When launching a new venture and making those initial hires, where do you begin? What are the characteristics you look for when expanding your business?

There is a certain degree of relevancy that is required – whether it’s functional expertise or a specific set of applicable skills, like, programming or data analysis. Outside of this, I always look for passion. If an individual is looking to come on board simply because they are interested in pursuing a new job – that’s just not going to cut it. A definitive interest in the company and the market is critical. Most importantly, I believe there has to be a strong professional and personal incentive for someone to want to be a part of our journey, and I look for those who can articulate that. Having a compelling professional and personal goal as a result of their role keeps it interesting for the people who join the team, as well as their peers.

How do you bring ideas to life?

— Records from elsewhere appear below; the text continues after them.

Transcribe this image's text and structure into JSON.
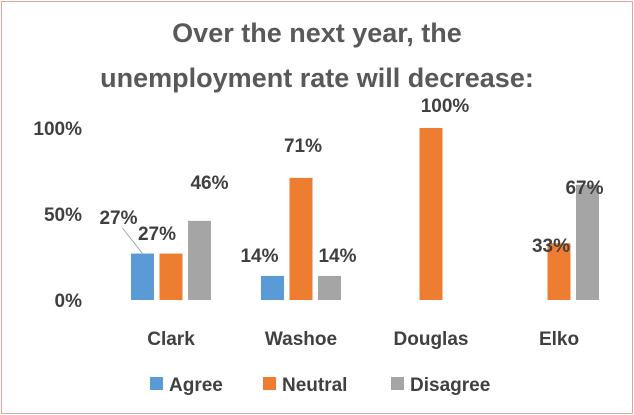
{
  "chart_data": {
    "type": "bar",
    "title_lines": [
      "Over the next year, the",
      "unemployment rate will decrease:"
    ],
    "categories": [
      "Clark",
      "Washoe",
      "Douglas",
      "Elko"
    ],
    "series": [
      {
        "name": "Agree",
        "color": "#5b9bd5",
        "values": [
          27,
          14,
          0,
          0
        ],
        "labels": [
          "27%",
          "14%",
          "",
          ""
        ]
      },
      {
        "name": "Neutral",
        "color": "#ed7d31",
        "values": [
          27,
          71,
          100,
          33
        ],
        "labels": [
          "27%",
          "71%",
          "100%",
          "33%"
        ]
      },
      {
        "name": "Disagree",
        "color": "#a5a5a5",
        "values": [
          46,
          14,
          0,
          67
        ],
        "labels": [
          "46%",
          "14%",
          "",
          "67%"
        ]
      }
    ],
    "ylim": [
      0,
      100
    ],
    "yticks": [
      0,
      50,
      100
    ],
    "ytick_labels": [
      "0%",
      "50%",
      "100%"
    ],
    "legend_position": "bottom",
    "grid": false
  }
}
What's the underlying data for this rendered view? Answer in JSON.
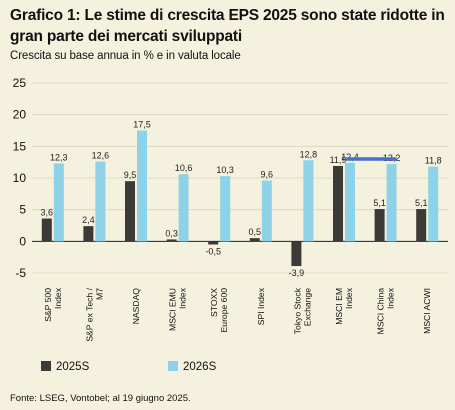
{
  "title": "Grafico 1: Le stime di crescita EPS 2025 sono state ridotte in gran parte dei mercati sviluppati",
  "subtitle": "Crescita su base annua in % e in valuta locale",
  "source": "Fonte: LSEG, Vontobel; al 19 giugno 2025.",
  "colors": {
    "series_2025": "#3b3a36",
    "series_2026": "#8fd2e8",
    "highlight_line": "#4a6fcf"
  },
  "chart_data": {
    "type": "bar",
    "title": "Grafico 1: Le stime di crescita EPS 2025 sono state ridotte in gran parte dei mercati sviluppati",
    "ylabel": "Crescita su base annua in % e in valuta locale",
    "ylim": [
      -5,
      25
    ],
    "yticks": [
      -5,
      0,
      5,
      10,
      15,
      20,
      25
    ],
    "grid": true,
    "legend": "bottom",
    "categories": [
      [
        "S&P 500",
        "Index"
      ],
      [
        "S&P ex Tech /",
        "M7"
      ],
      [
        "NASDAQ"
      ],
      [
        "MSCI EMU",
        "Index"
      ],
      [
        "STOXX",
        "Europe 600"
      ],
      [
        "SPI Index"
      ],
      [
        "Tokyo Stock",
        "Exchange"
      ],
      [
        "MSCI EM",
        "Index"
      ],
      [
        "MSCI China",
        "Index"
      ],
      [
        "MSCI ACWI"
      ]
    ],
    "series": [
      {
        "name": "2025S",
        "values": [
          3.6,
          2.4,
          9.5,
          0.3,
          -0.5,
          0.5,
          -3.9,
          11.9,
          5.1,
          5.1
        ],
        "labels": [
          "3,6",
          "2,4",
          "9,5",
          "0,3",
          "-0,5",
          "0,5",
          "-3,9",
          "11,9",
          "5,1",
          "5,1"
        ]
      },
      {
        "name": "2026S",
        "values": [
          12.3,
          12.6,
          17.5,
          10.6,
          10.3,
          9.6,
          12.8,
          12.4,
          12.2,
          11.8
        ],
        "labels": [
          "12,3",
          "12,6",
          "17,5",
          "10,6",
          "10,3",
          "9,6",
          "12,8",
          "12,4",
          "12,2",
          "11,8"
        ]
      }
    ],
    "highlight": {
      "from_index": 7,
      "to_index": 8,
      "value": 13.0
    }
  }
}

How do you know when an idea is the idea?

Ideas are always evolving. With the inception of any idea comes the billion-dollar question: “is there a need for what I want to create?” If you can’t identity that need, then you need to go back to the drawing board. The fundamentals of any idea start with a need, and needs come from pain.

For an idea to succeed, the pain must be compelling enough that it drives you towards a solution of relief.

If someone is willing to pay for the solution, that’s an even better indicator. If a remedy already exists, your idea needs to stop the pain faster, better, and cheaper than whatever is being done right now. There are also many ideas today that are driven by technology advancements. Ideas born from a desire to advance what already exists may not be directly driven by pain, but fervor to enhance what is in play. This can be tricky. Even if you see a pain point resulting from technological or generational gaps, if people are happy doing what they’re doing, your idea may not always resonate. That’s why it is so critical to identify the root, or pain point, of your idea as you develop it.